The first legally binding pact to curb mercury pollution, approved over the weekend by over 140 nations, will rewrite the rules on how the mercury can be used around the world. However it is not clear how the treaty will impact small-scale gold miners in the developing world, who suffer the worse health consequences from the toxic element exposure.
"The scientific evidence is so incontestable … and the health impacts are so debilitating," Achim Steiner, executive director of the UN Environment Programme (Unep) told The Guardian.
"We want to find a way in which mercury can be taken out of the small-scale gold mining sector. Unbeknown to many of the people who are engaged in this gold mining, it is a very harmful compound, " he added.
According to the UN report on artisanal gold mining, this activity is the largest source of global mercury pollution. It is also the only source of income for as many as 15 million people in 70 countries, mostly poor ones.

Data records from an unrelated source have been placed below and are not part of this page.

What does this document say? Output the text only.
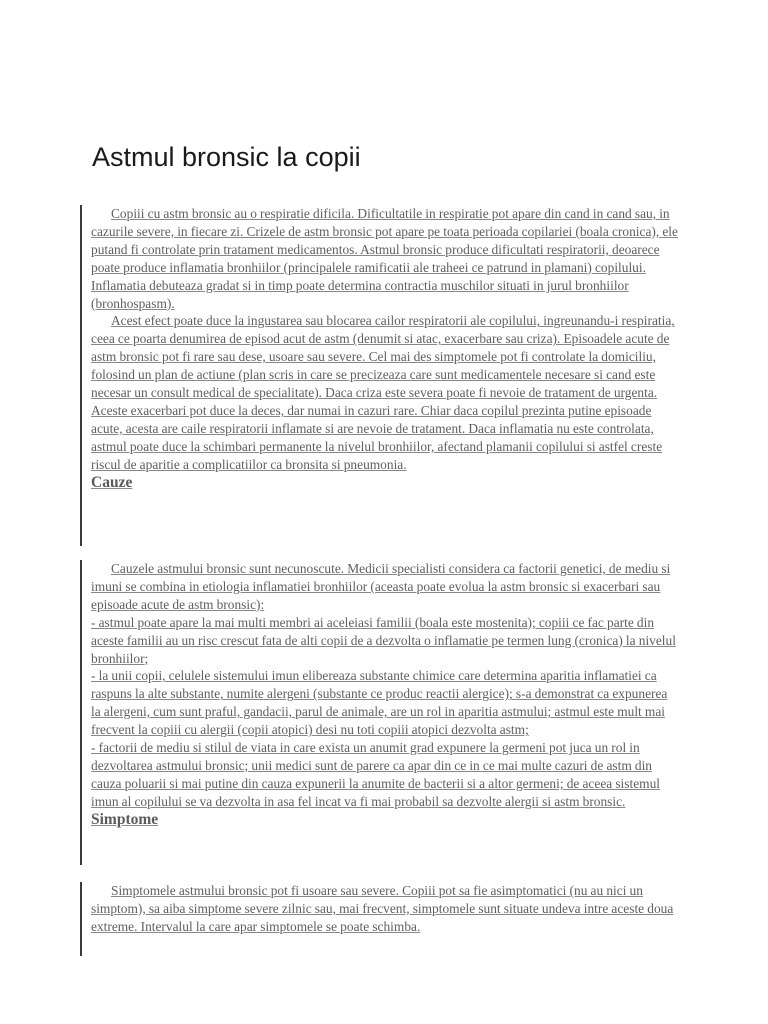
Astmul bronsic la copii

Copiii cu astm bronsic au o respiratie dificila. Dificultatile in respiratie pot apare din cand in cand sau, in cazurile severe, in fiecare zi. Crizele de astm bronsic pot apare pe toata perioada copilariei (boala cronica), ele putand fi controlate prin tratament medicamentos. Astmul bronsic produce dificultati respiratorii, deoarece poate produce inflamatia bronhiilor (principalele ramificatii ale traheei ce patrund in plamani) copilului. Inflamatia debuteaza gradat si in timp poate determina contractia muschilor situati in jurul bronhiilor (bronhospasm).
Acest efect poate duce la ingustarea sau blocarea cailor respiratorii ale copilului, ingreunandu-i respiratia, ceea ce poarta denumirea de episod acut de astm (denumit si atac, exacerbare sau criza). Episoadele acute de astm bronsic pot fi rare sau dese, usoare sau severe. Cel mai des simptomele pot fi controlate la domiciliu, folosind un plan de actiune (plan scris in care se precizeaza care sunt medicamentele necesare si cand este necesar un consult medical de specialitate). Daca criza este severa poate fi nevoie de tratament de urgenta. Aceste exacerbari pot duce la deces, dar numai in cazuri rare. Chiar daca copilul prezinta putine episoade acute, acesta are caile respiratorii inflamate si are nevoie de tratament. Daca inflamatia nu este controlata, astmul poate duce la schimbari permanente la nivelul bronhiilor, afectand plamanii copilului si astfel creste riscul de aparitie a complicatiilor ca bronsita si pneumonia.

Cauze

Cauzele astmului bronsic sunt necunoscute. Medicii specialisti considera ca factorii genetici, de mediu si imuni se combina in etiologia inflamatiei bronhiilor (aceasta poate evolua la astm bronsic si exacerbari sau episoade acute de astm bronsic):
- astmul poate apare la mai multi membri ai aceleiasi familii (boala este mostenita); copiii ce fac parte din aceste familii au un risc crescut fata de alti copii de a dezvolta o inflamatie pe termen lung (cronica) la nivelul bronhiilor;
- la unii copii, celulele sistemului imun elibereaza substante chimice care determina aparitia inflamatiei ca raspuns la alte substante, numite alergeni (substante ce produc reactii alergice); s-a demonstrat ca expunerea la alergeni, cum sunt praful, gandacii, parul de animale, are un rol in aparitia astmului; astmul este mult mai frecvent la copiii cu alergii (copii atopici) desi nu toti copiii atopici dezvolta astm;
- factorii de mediu si stilul de viata in care exista un anumit grad expunere la germeni pot juca un rol in dezvoltarea astmului bronsic; unii medici sunt de parere ca apar din ce in ce mai multe cazuri de astm din cauza poluarii si mai putine din cauza expunerii la anumite de bacterii si a altor germeni; de aceea sistemul imun al copilului se va dezvolta in asa fel incat va fi mai probabil sa dezvolte alergii si astm bronsic.

Simptome

Simptomele astmului bronsic pot fi usoare sau severe. Copiii pot sa fie asimptomatici (nu au nici un simptom), sa aiba simptome severe zilnic sau, mai frecvent, simptomele sunt situate undeva intre aceste doua extreme. Intervalul la care apar simptomele se poate schimba.
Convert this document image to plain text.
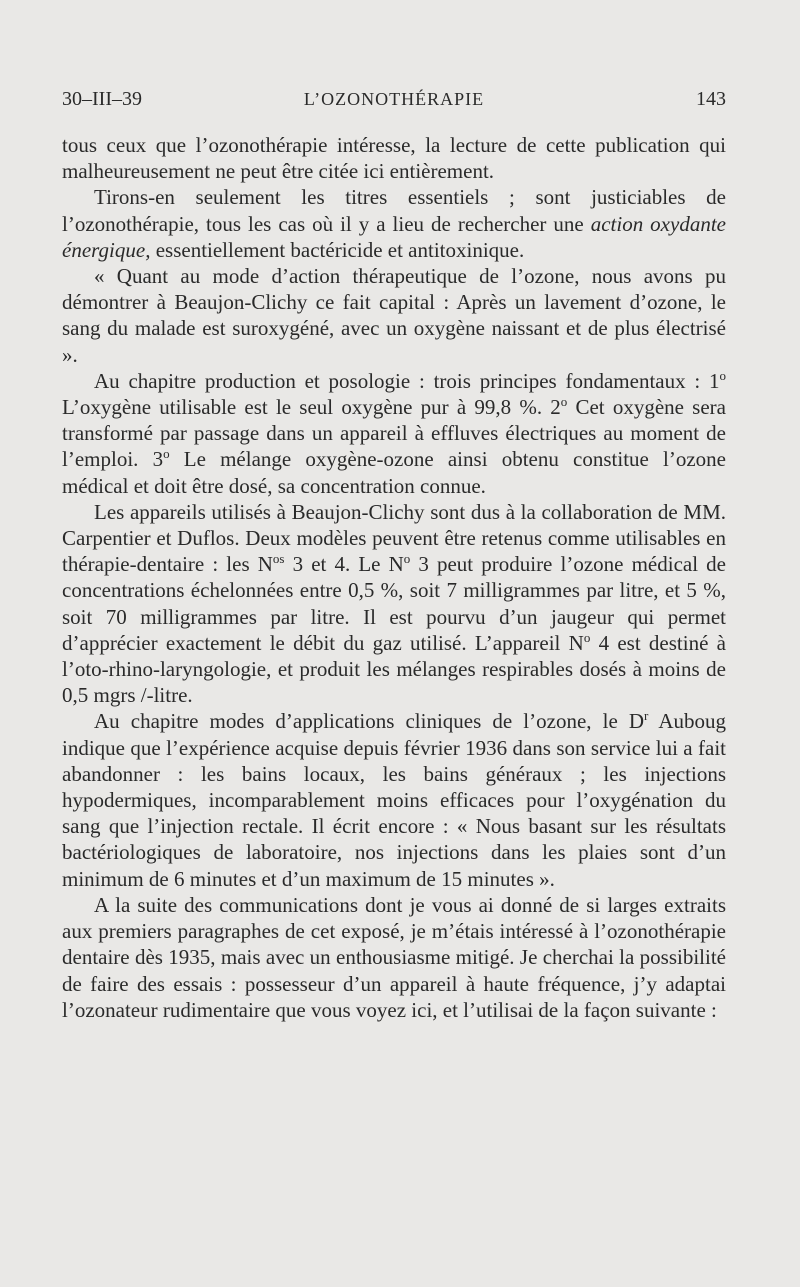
30–III–39	L’OZONOTHÉRAPIE	143

tous ceux que l’ozonothérapie intéresse, la lecture de cette publication qui malheureusement ne peut être citée ici entièrement.

Tirons-en seulement les titres essentiels ; sont justiciables de l’ozonothérapie, tous les cas où il y a lieu de rechercher une action oxydante énergique, essentiellement bactéricide et antitoxinique.

« Quant au mode d’action thérapeutique de l’ozone, nous avons pu démontrer à Beaujon-Clichy ce fait capital : Après un lavement d’ozone, le sang du malade est suroxygéné, avec un oxygène naissant et de plus électrisé ».

Au chapitre production et posologie : trois principes fondamentaux : 1$^o$ L’oxygène utilisable est le seul oxygène pur à 99,8 %. 2$^o$ Cet oxygène sera transformé par passage dans un appareil à effluves électriques au moment de l’emploi. 3$^o$ Le mélange oxygène-ozone ainsi obtenu constitue l’ozone médical et doit être dosé, sa concentration connue.

Les appareils utilisés à Beaujon-Clichy sont dus à la collaboration de MM. Carpentier et Duflos. Deux modèles peuvent être retenus comme utilisables en thérapie-dentaire : les $N^{os}$ 3 et 4. Le $N^o$ 3 peut produire l’ozone médical de concentrations échelonnées entre 0,5 %, soit 7 milligrammes par litre, et 5 %, soit 70 milligrammes par litre. Il est pourvu d’un jaugeur qui permet d’apprécier exactement le débit du gaz utilisé. L’appareil $N^o$ 4 est destiné à l’oto-rhino-laryngologie, et produit les mélanges respirables dosés à moins de 0,5 mgrs /-litre.

Au chapitre modes d’applications cliniques de l’ozone, le $D^r$ Auboug indique que l’expérience acquise depuis février 1936 dans son service lui a fait abandonner : les bains locaux, les bains généraux ; les injections hypodermiques, incomparablement moins efficaces pour l’oxygénation du sang que l’injection rectale. Il écrit encore : « Nous basant sur les résultats bactériologiques de laboratoire, nos injections dans les plaies sont d’un minimum de 6 minutes et d’un maximum de 15 minutes ».

A la suite des communications dont je vous ai donné de si larges extraits aux premiers paragraphes de cet exposé, je m’étais intéressé à l’ozonothérapie dentaire dès 1935, mais avec un enthousiasme mitigé. Je cherchai la possibilité de faire des essais : possesseur d’un appareil à haute fréquence, j’y adaptai l’ozonateur rudimentaire que vous voyez ici, et l’utilisai de la façon suivante :
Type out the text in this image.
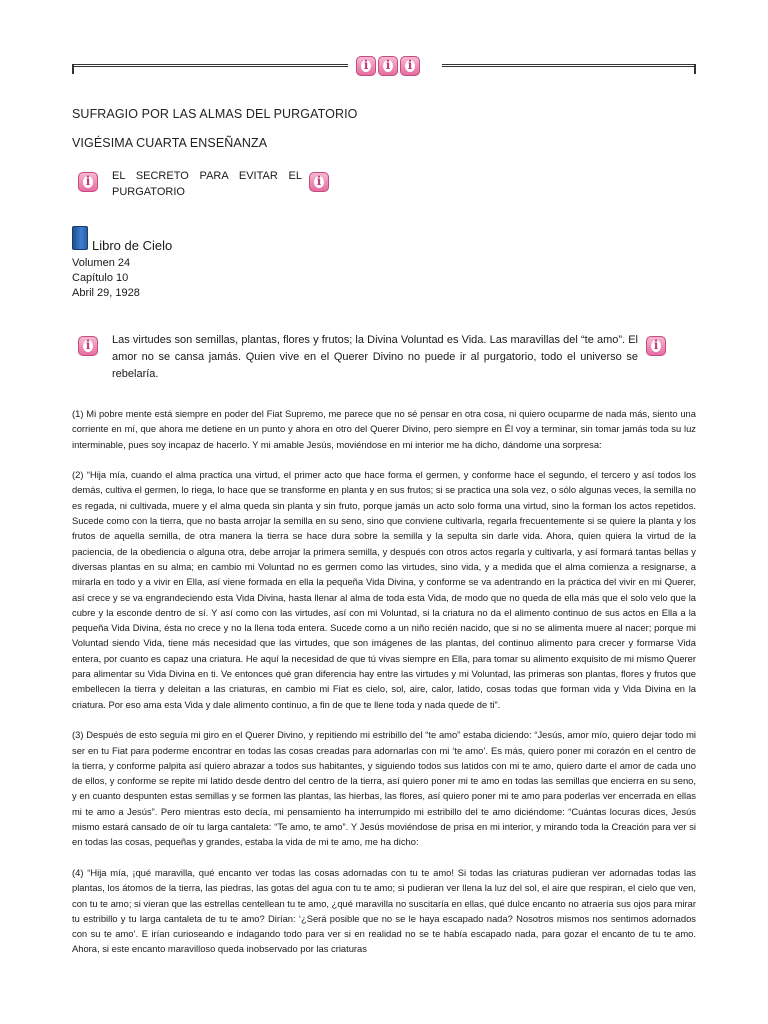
i
i
i
SUFRAGIO POR LAS ALMAS DEL PURGATORIO
VIGÉSIMA CUARTA ENSEÑANZA
i
EL SECRETO PARA EVITAR EL
PURGATORIO
i
Libro de Cielo
Volumen 24
Capítulo 10
Abril 29, 1928
i
Las virtudes son semillas, plantas, flores y frutos; la Divina Voluntad es Vida. Las maravillas del “te amo”. El amor no se cansa jamás. Quien vive en el Querer Divino no puede ir al purgatorio, todo el universo se rebelaría.
i

(1) Mi pobre mente está siempre en poder del Fiat Supremo, me parece que no sé pensar en otra cosa, ni quiero ocuparme de nada más, siento una corriente en mí, que ahora me detiene en un punto y ahora en otro del Querer Divino, pero siempre en Él voy a terminar, sin tomar jamás toda su luz interminable, pues soy incapaz de hacerlo. Y mi amable Jesús, moviéndose en mi interior me ha dicho, dándome una sorpresa:

(2) “Hija mía, cuando el alma practica una virtud, el primer acto que hace forma el germen, y conforme hace el segundo, el tercero y así todos los demás, cultiva el germen, lo riega, lo hace que se transforme en planta y en sus frutos; si se practica una sola vez, o sólo algunas veces, la semilla no es regada, ni cultivada, muere y el alma queda sin planta y sin fruto, porque jamás un acto solo forma una virtud, sino la forman los actos repetidos. Sucede como con la tierra, que no basta arrojar la semilla en su seno, sino que conviene cultivarla, regarla frecuentemente si se quiere la planta y los frutos de aquella semilla, de otra manera la tierra se hace dura sobre la semilla y la sepulta sin darle vida. Ahora, quien quiera la virtud de la paciencia, de la obediencia o alguna otra, debe arrojar la primera semilla, y después con otros actos regarla y cultivarla, y así formará tantas bellas y diversas plantas en su alma; en cambio mi Voluntad no es germen como las virtudes, sino vida, y a medida que el alma comienza a resignarse, a mirarla en todo y a vivir en Ella, así viene formada en ella la pequeña Vida Divina, y conforme se va adentrando en la práctica del vivir en mi Querer, así crece y se va engrandeciendo esta Vida Divina, hasta llenar al alma de toda esta Vida, de modo que no queda de ella más que el solo velo que la cubre y la esconde dentro de sí. Y así como con las virtudes, así con mi Voluntad, si la criatura no da el alimento continuo de sus actos en Ella a la pequeña Vida Divina, ésta no crece y no la llena toda entera. Sucede como a un niño recién nacido, que si no se alimenta muere al nacer; porque mi Voluntad siendo Vida, tiene más necesidad que las virtudes, que son imágenes de las plantas, del continuo alimento para crecer y formarse Vida entera, por cuanto es capaz una criatura. He aquí la necesidad de que tú vivas siempre en Ella, para tomar su alimento exquisito de mi mismo Querer para alimentar su Vida Divina en ti. Ve entonces qué gran diferencia hay entre las virtudes y mi Voluntad, las primeras son plantas, flores y frutos que embellecen la tierra y deleitan a las criaturas, en cambio mi Fiat es cielo, sol, aire, calor, latido, cosas todas que forman vida y Vida Divina en la criatura. Por eso ama esta Vida y dale alimento continuo, a fin de que te llene toda y nada quede de ti”.

(3) Después de esto seguía mi giro en el Querer Divino, y repitiendo mi estribillo del “te amo” estaba diciendo: “Jesús, amor mío, quiero dejar todo mi ser en tu Fiat para poderme encontrar en todas las cosas creadas para adornarlas con mi ‘te amo’. Es más, quiero poner mi corazón en el centro de la tierra, y conforme palpita así quiero abrazar a todos sus habitantes, y siguiendo todos sus latidos con mi te amo, quiero darte el amor de cada uno de ellos, y conforme se repite mi latido desde dentro del centro de la tierra, así quiero poner mi te amo en todas las semillas que encierra en su seno, y en cuanto despunten estas semillas y se formen las plantas, las hierbas, las flores, así quiero poner mi te amo para poderlas ver encerrada en ellas mi te amo a Jesús”. Pero mientras esto decía, mi pensamiento ha interrumpido mi estribillo del te amo diciéndome: “Cuántas locuras dices, Jesús mismo estará cansado de oír tu larga cantaleta: “Te amo, te amo”. Y Jesús moviéndose de prisa en mi interior, y mirando toda la Creación para ver si en todas las cosas, pequeñas y grandes, estaba la vida de mi te amo, me ha dicho:

(4) “Hija mía, ¡qué maravilla, qué encanto ver todas las cosas adornadas con tu te amo! Si todas las criaturas pudieran ver adornadas todas las plantas, los átomos de la tierra, las piedras, las gotas del agua con tu te amo; si pudieran ver llena la luz del sol, el aire que respiran, el cielo que ven, con tu te amo; si vieran que las estrellas centellean tu te amo, ¿qué maravilla no suscitaría en ellas, qué dulce encanto no atraería sus ojos para mirar tu estribillo y tu larga cantaleta de tu te amo? Dirían: ‘¿Será posible que no se le haya escapado nada? Nosotros mismos nos sentimos adornados con su te amo’. E irían curioseando e indagando todo para ver si en realidad no se te había escapado nada, para gozar el encanto de tu te amo. Ahora, si este encanto maravilloso queda inobservado por las criaturas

A decade ago, Switzerland and Norway began pushing for an international treaty to limit mercury emissions, a process that culminated in the adoption of an accord Saturday after an all-night session that capped a weeklong conference in Geneva and previous such sessions over the past four years.
But the ruling only requires that countries with artisanal and small-scale gold mining operations draw up national plans within three years of the treaty entering force to reduce and — if possible — eliminate the use of mercury in such operations.
Governments also approved exceptions for some uses such as large measuring devices for which there are no mercury-free alternatives; vaccines where mercury is used as a preservative; and products used in religious or traditional activities.
Switzerland, Norway and Japan each contributed $1 million to get the treaty started, but U.N. officials say tens of millions more will be needed each year to help developing countries comply. The money would be distributed through the Global Environment Facility, an international funding mechanism.
The U.N. Environment Program said the treaty would be signed later this year in the southern Japanese city of Minamata. After that, 50 nations must ratify it before it comes into force, which officials think won’t happen until late 2017 or 2018.